Father and son find success in taxidermy

Rodney Harper won state champion 2013 in Master Division Fish Taxidermy, and his son, Jared, won the Youth Horizon Award championship at the February 2013 state taxidermy competition in Greenbrier.
Rodney Harper won state champion 2013 in Master Division Fish Taxidermy, and his son, Jared, won the Youth Horizon Award championship at the February 2013 state taxidermy competition in Greenbrier.

— For Rodney Harper, the owner of Harper’s Pure Country Taxidermy in Damascus, taxidermy isn’t just a way to make a living; it’s a way to stay connected to his son, Jared.

Rodney has been a taxidermist for 23 years and isn’t looking to stop anytime soon.

He won State Champion for 2013 in Master Division Fish Taxidermy at the 2013 Arkansas Taxidermist Association convention in Greenbrier in early February. Jared, 14, won the Youth Horizon Award for ages 16 and under with his goggle-eye fish mount.

The elder Harper is one of 17 certified taxidermists in the state, and one of only 102 certified in fish taxidermy across the nation.

Rodney said he received his state certification in 1999 in all categories and was nationally certified in the fish category in 2012. The four categories a taxidermist can be certified in are mammals, fish, birds and reptiles.

Rodney said his customers are important to him, and he takes pride in his work.

“When you go to a doctor, you don’t go to a noncertified doctor,” he said. “People hold a lot of us guys to a higher standard because we are certified.”

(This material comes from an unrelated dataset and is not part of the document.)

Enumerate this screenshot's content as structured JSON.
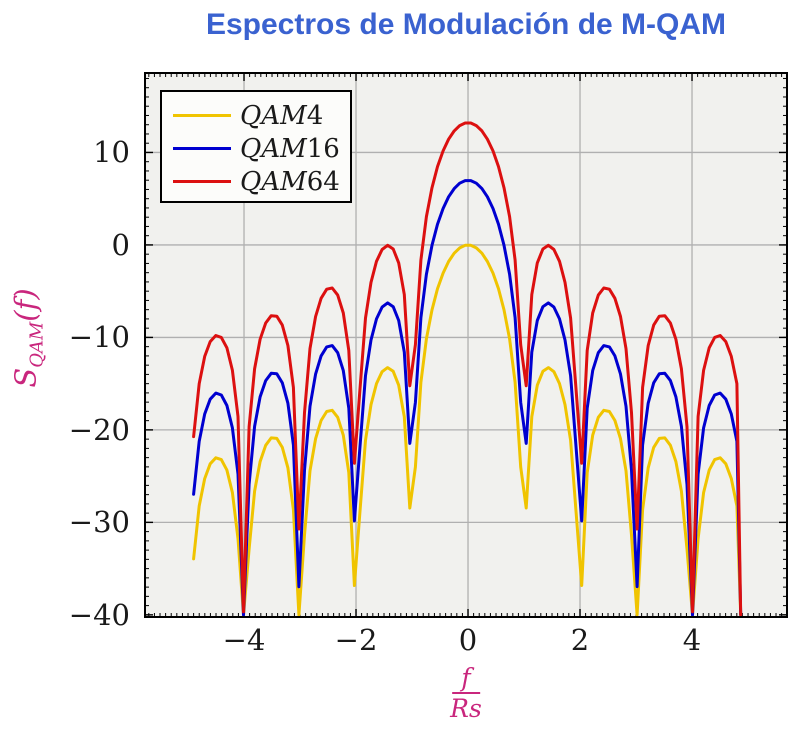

Some people do taxidermy as a hobby, but Rodney does it as a full-time job.

With his 23 years of practice, he’s been able to compete all over the United States and teaches seminars to people who express interest in the trade.

Rodney competes at the master level in taxidermy competitions and said when you get to that division, a person is expected to take it to a different level.

“They want it to be perfect,” Rodney said. “[The judges] want that thing exactly like it was when you caught it.”

Rodney enjoys taxidermy because it gives him a chance to recreate a memory for a person.

“There’s a memory behind it all. That’s what we try to do,” he said.

By recreating memories, Rodney said others who hunt and fish might not think the size of the animal is the most impressive thing ever, but it has a story behind it. Rodney said this comes with mounting a child’s first fish they ever caught or someone’s first deer they take.

“It’s a trophy to them. It might not be to anybody else, but it is to them,” Rodney said.

Jared has been around taxidermy his entire life, and when he’s not at school in Greenbrier, he helps his dad.

Jared makes all of the lures, jigs and flies that are mounted with the fish Rodney prepares for his customers.

Jared said that when he graduates from high school, he wants to pursue a career in fisheries biology and spend some time doing taxidermy.

“I’ve already had one person ask me to do an internship,” Jared said.

Rodney said he is proud of his son and hopes being around all the different types of fish in his shop will help Jared be successful as a fisheries biologist.

Rodney spent some time in the Navy after graduated from high school. He started going to night classes at a community college to learn taxidermy.

“I went to night classes after I got done with my Navy duties during the day,” Rodney said.

The more time Rodney spent doing taxidermy, the more people started seeing and requesting his work.

“I was spending more time doing [taxidermy] than I was my real job,” Rodney said.

He worked on his taxidermy all hours of the night and finally had built up enough business to do it full time.

Although it’s difficult for a taxidermist to get started, Rodney said, in the end, it’s worth it.

“It’s a tough way to make a living, but I enjoy it,” he said.

Rodney said he wants to encourage people to stop by and see what his taxidermy shop has to offer.

“It doesn’t cost anything to look,” Rodney said.

Harper’s Pure Country Taxidermy is at 22 S. Broadway (U.S. 65) in Damascus.